Une fois que les objectifs d’apprentissage sont disponibles, il ne suffit pas d’en donner une copie aux élèves et de les lire avec eux. Les enseignants doivent s’assurer que les élèves comprennent à la fois ce que signifie l’objectif d’apprentissage et à quoi elle ressemble pour partager pleinement l’intention d’apprentissage. C’est là qu’interviennent les critères de réussite.



Développer et partager les critères de réussite


Certains élèves savent déjà à quoi ressemble un travail réussi, d’autres non. S’assurer que tous les élèves savent à quoi ressemble un travail de qualité a un impact profond sur les écarts de réussite.

La réussite est la manifestation d’un objectif d’apprentissage :
  • La réussite ne se résume pas à une note même si elle y aboutit. 
  • La réussite ne consiste pas simplement à mémoriser et à régurgiter des informations. 
  • La réussite consiste à apprendre le concept enseigné dans certains contextes et être capable de transférer cet apprentissage dans un nouveau contexte.
La création de critères de réussite peut s’avérer délicate, voire difficile. Les critères de réussite « sont élaborés par l’enseignant ou l’élève et décrivent ce à quoi ressemble la réussite. Ils aident l’enseignant et l’élève à juger de la qualité de l’apprentissage de l’élève » (Professional Development Service for Teachers, 2016). 
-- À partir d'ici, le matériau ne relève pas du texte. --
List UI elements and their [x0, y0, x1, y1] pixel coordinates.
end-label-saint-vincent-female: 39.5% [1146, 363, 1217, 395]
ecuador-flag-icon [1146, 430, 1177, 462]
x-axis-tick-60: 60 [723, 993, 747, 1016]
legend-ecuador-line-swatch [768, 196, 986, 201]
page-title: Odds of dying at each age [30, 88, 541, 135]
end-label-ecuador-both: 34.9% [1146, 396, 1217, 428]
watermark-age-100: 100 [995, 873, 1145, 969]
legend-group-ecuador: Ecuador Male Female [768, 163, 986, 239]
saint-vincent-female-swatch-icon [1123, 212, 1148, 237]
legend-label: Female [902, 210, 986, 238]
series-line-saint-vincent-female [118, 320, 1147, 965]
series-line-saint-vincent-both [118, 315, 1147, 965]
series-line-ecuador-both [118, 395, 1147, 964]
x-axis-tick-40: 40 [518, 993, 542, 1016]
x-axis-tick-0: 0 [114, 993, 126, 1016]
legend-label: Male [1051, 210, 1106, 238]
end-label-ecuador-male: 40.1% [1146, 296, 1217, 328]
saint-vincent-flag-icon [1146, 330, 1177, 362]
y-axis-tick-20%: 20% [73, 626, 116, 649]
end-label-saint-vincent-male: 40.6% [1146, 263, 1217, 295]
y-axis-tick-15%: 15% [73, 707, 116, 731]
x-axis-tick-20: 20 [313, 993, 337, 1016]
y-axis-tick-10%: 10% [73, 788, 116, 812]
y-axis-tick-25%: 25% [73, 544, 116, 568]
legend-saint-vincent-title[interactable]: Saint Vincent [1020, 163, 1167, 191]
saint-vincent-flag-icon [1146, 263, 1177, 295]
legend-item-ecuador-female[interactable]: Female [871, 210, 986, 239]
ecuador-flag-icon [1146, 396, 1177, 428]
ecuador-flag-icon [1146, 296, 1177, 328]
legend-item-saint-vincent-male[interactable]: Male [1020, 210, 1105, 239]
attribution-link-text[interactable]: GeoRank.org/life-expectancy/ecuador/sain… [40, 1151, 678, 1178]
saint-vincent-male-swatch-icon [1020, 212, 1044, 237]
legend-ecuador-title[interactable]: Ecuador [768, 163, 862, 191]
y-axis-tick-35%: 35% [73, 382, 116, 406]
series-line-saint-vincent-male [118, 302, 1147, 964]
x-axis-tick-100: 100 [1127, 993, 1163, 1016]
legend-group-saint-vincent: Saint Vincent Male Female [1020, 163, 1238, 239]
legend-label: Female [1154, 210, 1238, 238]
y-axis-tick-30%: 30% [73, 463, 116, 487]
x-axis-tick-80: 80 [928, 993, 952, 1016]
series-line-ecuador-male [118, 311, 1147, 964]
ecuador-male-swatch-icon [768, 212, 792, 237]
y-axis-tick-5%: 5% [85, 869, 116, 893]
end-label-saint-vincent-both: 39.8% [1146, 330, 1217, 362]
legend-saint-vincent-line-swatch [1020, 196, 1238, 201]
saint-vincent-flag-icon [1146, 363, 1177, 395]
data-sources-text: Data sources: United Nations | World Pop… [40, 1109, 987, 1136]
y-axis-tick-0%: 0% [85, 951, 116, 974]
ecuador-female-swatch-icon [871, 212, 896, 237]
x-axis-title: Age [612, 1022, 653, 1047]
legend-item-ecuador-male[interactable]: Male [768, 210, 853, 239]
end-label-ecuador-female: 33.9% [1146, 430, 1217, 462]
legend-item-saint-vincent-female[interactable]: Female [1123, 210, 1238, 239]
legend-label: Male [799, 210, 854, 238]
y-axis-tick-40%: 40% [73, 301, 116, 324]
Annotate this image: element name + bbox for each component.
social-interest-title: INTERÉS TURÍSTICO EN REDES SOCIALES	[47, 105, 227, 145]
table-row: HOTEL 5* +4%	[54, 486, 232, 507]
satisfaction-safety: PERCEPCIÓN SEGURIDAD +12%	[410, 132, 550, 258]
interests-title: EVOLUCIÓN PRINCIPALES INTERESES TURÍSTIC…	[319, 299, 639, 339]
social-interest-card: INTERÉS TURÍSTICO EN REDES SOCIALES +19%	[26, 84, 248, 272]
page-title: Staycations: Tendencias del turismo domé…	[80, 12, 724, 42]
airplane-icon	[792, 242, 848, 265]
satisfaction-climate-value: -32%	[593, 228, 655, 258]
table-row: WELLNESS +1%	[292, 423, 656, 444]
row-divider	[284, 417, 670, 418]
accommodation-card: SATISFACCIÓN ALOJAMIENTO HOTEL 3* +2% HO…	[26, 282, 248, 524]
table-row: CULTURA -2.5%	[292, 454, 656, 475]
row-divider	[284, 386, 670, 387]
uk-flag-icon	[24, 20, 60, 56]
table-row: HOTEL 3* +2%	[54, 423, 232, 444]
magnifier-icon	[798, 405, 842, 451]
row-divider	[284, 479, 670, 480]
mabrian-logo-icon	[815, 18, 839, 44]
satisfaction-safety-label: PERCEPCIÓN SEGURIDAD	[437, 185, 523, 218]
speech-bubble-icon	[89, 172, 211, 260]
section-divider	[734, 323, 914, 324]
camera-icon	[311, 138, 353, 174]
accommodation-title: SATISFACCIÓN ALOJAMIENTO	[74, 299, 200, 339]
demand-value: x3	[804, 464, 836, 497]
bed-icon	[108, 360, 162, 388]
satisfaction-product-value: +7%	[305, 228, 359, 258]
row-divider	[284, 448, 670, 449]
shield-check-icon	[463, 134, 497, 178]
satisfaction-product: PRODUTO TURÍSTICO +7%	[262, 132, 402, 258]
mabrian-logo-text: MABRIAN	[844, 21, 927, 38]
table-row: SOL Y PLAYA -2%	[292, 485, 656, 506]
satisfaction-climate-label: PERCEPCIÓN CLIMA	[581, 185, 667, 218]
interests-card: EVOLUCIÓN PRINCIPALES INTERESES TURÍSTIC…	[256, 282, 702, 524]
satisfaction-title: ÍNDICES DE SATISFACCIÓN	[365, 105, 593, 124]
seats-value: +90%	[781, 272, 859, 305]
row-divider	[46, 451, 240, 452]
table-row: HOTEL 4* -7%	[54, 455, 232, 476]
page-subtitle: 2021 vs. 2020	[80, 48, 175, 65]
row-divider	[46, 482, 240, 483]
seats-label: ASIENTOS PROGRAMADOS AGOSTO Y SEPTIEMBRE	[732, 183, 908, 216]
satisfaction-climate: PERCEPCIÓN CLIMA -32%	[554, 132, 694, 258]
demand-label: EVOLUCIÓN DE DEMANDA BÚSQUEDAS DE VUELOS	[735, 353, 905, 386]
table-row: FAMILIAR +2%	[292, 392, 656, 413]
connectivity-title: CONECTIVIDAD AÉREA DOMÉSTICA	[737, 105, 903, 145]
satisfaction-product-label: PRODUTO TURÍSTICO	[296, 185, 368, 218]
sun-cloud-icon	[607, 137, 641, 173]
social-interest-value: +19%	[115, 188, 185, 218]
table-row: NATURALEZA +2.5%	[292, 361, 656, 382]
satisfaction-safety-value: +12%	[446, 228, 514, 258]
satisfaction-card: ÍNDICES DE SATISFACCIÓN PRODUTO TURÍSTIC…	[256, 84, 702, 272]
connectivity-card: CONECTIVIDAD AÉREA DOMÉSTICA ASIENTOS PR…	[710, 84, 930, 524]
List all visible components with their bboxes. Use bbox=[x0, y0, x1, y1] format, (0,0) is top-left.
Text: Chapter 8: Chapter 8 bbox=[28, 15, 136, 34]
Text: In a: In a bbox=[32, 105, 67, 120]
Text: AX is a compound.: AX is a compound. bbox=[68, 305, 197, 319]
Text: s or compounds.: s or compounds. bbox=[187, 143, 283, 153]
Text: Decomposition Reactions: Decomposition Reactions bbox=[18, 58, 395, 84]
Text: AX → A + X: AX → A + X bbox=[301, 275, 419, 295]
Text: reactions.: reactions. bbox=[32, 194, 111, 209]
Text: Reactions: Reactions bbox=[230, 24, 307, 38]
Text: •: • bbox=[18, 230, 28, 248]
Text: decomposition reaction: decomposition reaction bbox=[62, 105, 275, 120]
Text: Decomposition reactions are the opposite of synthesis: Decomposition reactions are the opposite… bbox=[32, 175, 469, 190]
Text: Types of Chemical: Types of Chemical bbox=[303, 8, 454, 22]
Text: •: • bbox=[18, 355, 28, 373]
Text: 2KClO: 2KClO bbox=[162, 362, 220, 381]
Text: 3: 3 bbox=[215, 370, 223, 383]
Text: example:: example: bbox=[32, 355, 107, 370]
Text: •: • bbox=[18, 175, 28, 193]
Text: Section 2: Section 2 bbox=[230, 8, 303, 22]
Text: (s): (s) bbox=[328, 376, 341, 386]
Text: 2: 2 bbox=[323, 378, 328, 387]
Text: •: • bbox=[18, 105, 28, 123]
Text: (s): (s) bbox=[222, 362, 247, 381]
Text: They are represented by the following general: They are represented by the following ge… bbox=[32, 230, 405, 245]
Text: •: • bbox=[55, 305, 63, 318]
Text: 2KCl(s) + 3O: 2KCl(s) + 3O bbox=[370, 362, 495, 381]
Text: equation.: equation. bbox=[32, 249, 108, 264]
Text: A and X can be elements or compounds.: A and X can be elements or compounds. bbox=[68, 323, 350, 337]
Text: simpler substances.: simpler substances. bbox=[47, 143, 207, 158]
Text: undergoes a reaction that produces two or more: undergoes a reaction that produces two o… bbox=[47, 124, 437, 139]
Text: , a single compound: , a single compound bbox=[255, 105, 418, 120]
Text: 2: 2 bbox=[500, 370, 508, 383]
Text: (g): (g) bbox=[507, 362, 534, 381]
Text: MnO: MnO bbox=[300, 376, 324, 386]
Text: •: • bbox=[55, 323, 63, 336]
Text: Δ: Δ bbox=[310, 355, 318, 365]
En tant qu’enseignants, nous pouvons nous interroger sur les critères de réussite :
  • De quelle manière partageons-nous les critères de réussite avec nos élèves ?
  • Prenons-nous le temps de réfléchir ou de discuter avec notre équipe pédagogique des pratiques permettant de s’assurer que les élèves comprennent ce que nous attendons d’eux ?
Les critères de réussite interviennent dans les fonctions formative et sommative de l’évaluation :
  • En mode sommatif, les critères de réussite doivent déterminer dans quelle mesure les élèves ont réussi.
  • En mode formatif, les critères de réussite doivent permettre d’obtenir cette réussite en mettant en évidence les progrès à réaliser.
Même si nous sommes tout à fait à l’aise avec l’idée de donner aux élèves des indications claires sur ce que nous voulons, la définition des critères de réussite peut s’avérer difficile.

Les objectifs d’apprentissage sont des définitions de la qualité pas toujours utiles pour ceux qui n’en sont pas encore là. Pour surmonter cette difficulté, des critères de réussite efficaces doivent être mesurables, permettre une différenciation entre les élèves, être exprimés dans un langage clair et significatif, et permettre aux élèves d’identifier eux-mêmes la réussite. 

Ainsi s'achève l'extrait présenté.